Society and Identity
The Sikkim Subjects Regulation of 1961, passed when Sikkim was still a sovereign kingdom, became the basis to define a ‘local’ identification, giving preferential access to land, livelihoods and resources—in particular, public employment and fiscal concessions—after Sikkim’s accession to the Indian Union in 1975. Consequently, today, all Sikkim Subjects are Indian citizens but all Indian citizens residing in Sikkim are not Sikkim Subjects.
Sikkim Subjects include Bhutias, Lepchas and Sikkimese-Nepali who were recognized as such in 1961 based on their ethnicity, their ‘old’ settlement in Sikkim for some—at least fifteen years preceding the promulgation—or their indigeneity for others. The payment of house tax (Nep. Dhuri khazana) and employment under the Sikkim Darbar prior to 1961 were also criteria to obtain Sikkim Subject status.

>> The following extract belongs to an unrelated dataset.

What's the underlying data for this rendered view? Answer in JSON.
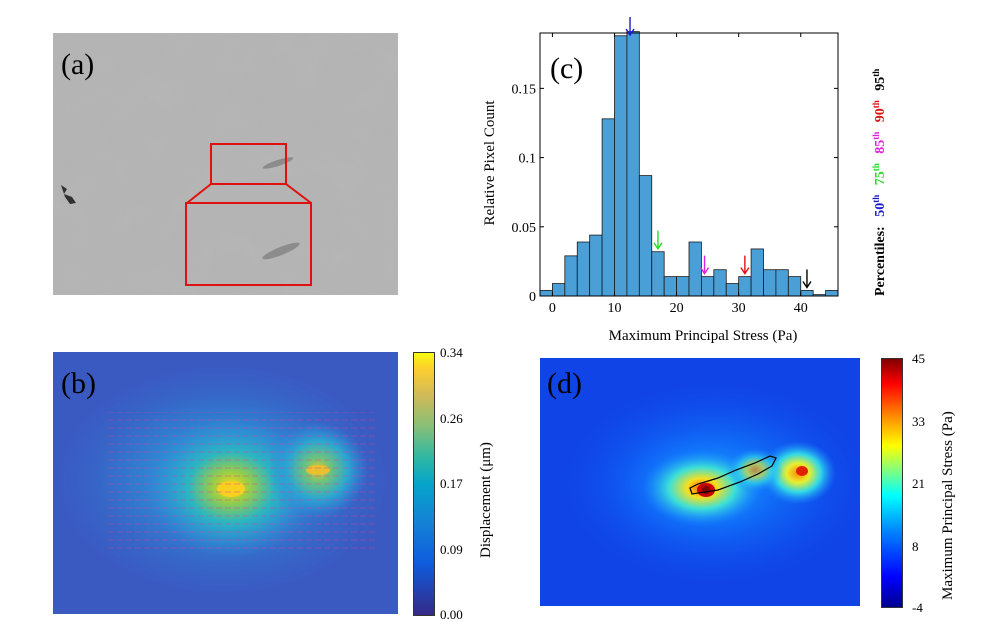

The granting of the Certificate of Identification and of a larger share of state benefits only to Sikkim Subject certificate holders after 1975 provided to a special bound to the territory the capacity to give access to a higher level of membership in the state of Sikkim. The differentiation between ‘native’ and ‘settlers’ as the basis of political identities (Mamdani 2005) have consequently taken a central place in the debate over the construction of a common political space.
Here, India’s experiment of institutionalizing ethno-territoriality in North East India under Autonomous District Councils (ADCS) as defined in the Sixth Schedule of the Indian Constitution provides a background framework to understand the specific way ethno-territoriality has been normalized as the post-colonial norm for self-governance in India.